Over the past year we have acquired a lot of wood from old packing crates and I have been dying to use it on some project, so here goes.

Chosen pallet lumber

Lumber ripped down to required sizes
I guessed that I should work to some sort of plan or whatever so I drew up a wee plan on one of the planks. I decided that it should be about yay high, by yay wide by about yay deep and also have a shelfy thing for the mail to sit on.

Later on I needed more wood, so this plank got the chop too, you may even see the markings still on the wood
Next step was to work on a frame to get the basic shape to which I would later attach the planks to. So after cutting them to size I glued and nailed the frame together, ensuring that everything was square and that the shelf would be in the correct place.

Framing cut to size

Frame glued and nailed up, coulda done it different but thought this looked way cooler
Next step was to add a few planks. Starting with the bottom, then the sides so that the front and back would butt join and cover them.
The bottom

The first side
After gluing and nailing these two on I clamped the frame and left the glue to set overnight before trimming the excess planks off on the table saw.
Before I put anymore sides on I decided to make and attach the top shelf.
Planks attached to two offcuts

Trimmed to size and cutouts made to fit around frame

Shelf glued and nailed in place
Both sides and front also attached at this stage, note the mail slot, this was just one plank high and I just used offcuts to make the sides of it.
Assembling the back would be important because I wanted to have a back door to fit in the gap.
I temporarily attached two planks vertically and butted the offcuts up to these so there would be a precise gap for the door.
Temporary planks attached and glue in a nice wavy pattern to maximize adhesion... yep

Used the offcuts from trimming the sides and front down

Had just enough useable sized pieces
The top of the letterbox would slope towards the back to discourage water getting into our precious mail.
After attaching all the panels I trimmed the angle using my trusty table saw.
Top trimmed and sanded a little to make it all flush like
Attached top panels
The top was centered width ways and placed so that there would be more overhang at the front.
The door was then measured up and assembled in much the same way at the shelf.

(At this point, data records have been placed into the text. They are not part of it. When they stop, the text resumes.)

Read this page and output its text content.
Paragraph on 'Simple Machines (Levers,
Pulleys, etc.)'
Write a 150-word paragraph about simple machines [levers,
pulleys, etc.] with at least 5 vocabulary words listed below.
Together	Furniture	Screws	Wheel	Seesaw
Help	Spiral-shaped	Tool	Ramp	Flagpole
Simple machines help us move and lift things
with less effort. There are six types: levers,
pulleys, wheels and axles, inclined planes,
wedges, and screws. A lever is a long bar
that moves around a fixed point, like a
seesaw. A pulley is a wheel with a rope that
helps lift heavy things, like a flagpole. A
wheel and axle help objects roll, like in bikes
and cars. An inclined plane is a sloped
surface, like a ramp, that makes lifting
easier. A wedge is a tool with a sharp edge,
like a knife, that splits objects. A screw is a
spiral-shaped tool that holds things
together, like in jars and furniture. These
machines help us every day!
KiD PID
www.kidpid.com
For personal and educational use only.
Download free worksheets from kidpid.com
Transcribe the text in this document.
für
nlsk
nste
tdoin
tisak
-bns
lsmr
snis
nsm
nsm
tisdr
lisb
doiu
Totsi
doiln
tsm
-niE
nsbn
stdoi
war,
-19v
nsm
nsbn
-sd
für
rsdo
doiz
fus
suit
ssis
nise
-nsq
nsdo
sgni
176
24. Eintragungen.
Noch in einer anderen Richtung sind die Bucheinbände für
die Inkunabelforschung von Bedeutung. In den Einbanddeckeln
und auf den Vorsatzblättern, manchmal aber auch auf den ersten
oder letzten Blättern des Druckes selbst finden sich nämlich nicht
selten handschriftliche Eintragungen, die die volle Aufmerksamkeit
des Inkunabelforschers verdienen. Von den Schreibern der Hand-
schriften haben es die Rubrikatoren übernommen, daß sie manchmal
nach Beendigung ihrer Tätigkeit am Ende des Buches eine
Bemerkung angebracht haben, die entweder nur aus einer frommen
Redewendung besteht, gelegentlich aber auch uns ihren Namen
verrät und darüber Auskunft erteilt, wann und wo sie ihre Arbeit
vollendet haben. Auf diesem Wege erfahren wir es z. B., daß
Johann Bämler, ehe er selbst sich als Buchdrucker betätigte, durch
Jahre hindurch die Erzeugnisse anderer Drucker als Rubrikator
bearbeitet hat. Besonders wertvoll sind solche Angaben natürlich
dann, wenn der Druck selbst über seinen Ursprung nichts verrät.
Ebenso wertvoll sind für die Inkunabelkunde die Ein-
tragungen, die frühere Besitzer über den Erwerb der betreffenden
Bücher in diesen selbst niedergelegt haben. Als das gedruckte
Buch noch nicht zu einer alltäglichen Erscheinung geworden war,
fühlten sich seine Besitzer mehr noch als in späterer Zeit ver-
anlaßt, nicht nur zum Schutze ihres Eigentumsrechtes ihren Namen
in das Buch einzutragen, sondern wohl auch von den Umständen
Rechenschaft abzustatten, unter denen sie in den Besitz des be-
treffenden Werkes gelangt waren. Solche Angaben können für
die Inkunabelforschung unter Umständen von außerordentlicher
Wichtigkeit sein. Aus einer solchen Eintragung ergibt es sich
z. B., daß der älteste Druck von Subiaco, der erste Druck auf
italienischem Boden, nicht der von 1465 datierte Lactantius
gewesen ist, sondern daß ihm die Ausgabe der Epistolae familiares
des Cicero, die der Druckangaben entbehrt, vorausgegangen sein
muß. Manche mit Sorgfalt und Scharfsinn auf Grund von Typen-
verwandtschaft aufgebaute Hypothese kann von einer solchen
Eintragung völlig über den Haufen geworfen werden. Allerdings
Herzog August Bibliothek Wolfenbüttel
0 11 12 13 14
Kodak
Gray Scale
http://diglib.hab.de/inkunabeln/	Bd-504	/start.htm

Attached old hinges and fashioned together a latch from old cupboard handles
I love collecting old junk and its so hard to throw stuff out that I may be able to use someday on a cool project so this was a perfect chance to use some of that.
I love the look of old aged and white washed wood so to simulate that I mixed some white primer with quite a bit of paint thinner, it gets a more washed out look rather than a painted look.
Using a crappy old brush to put on the finish cos I can
After the white wash finish
The finishing touch was to add the numbers. I busted out the cans of rattle (spraypaint in gangster talk) and cut out some stencils.
I wanted the whole letterbox to have a weathered look about it, so with spraying on the numbers I wanted a bit of bleed through and over spray, usually these are not great things but in this case the more the merrier.
A few practice sprays to get the general idea

The finished product, I also made a stencil of our initials
 Next step, take a hammer to the old box and attach the new, Amy even commented on the smile I had whilst smashing the old box.
Ew gross

Ahh much better

And they all lived happily ever after...

 The End


  1. being pallet wood (we use a lot of it also), isn't a bit of whitewash too little weatherproofing, given that this mailbox is going to be outside all the time?

    1. Sorry Maria, I thought I had replied to this! Yes, ideally it would have an oil, stain or clear coat to protect it but since this was a trial, and Dave's first project he didn't bother. And you know what? 3 years later it is still going strong! Usually once it started to degrade, Dave would build a new, different looking one!

  2. Wow, go Mr. Racoon. You're a handyman dream :D

  3. Maybe I missed it, but why are there 2 levels in the mailbox and how would the mailman access the lower level?

    1. Hi Daisy, the top level is for the letters and newspapers to sit on - so they don't just drop down to the bottom of the box. The bottom shelf is useful for small parcels - In NZ the mailman delivers these, and bigger ones are couriered and usually signed for or left at the back door/porch. The mailman can just reach around and open the back door of the letterbox and pop the parcel inside. Hope that helps!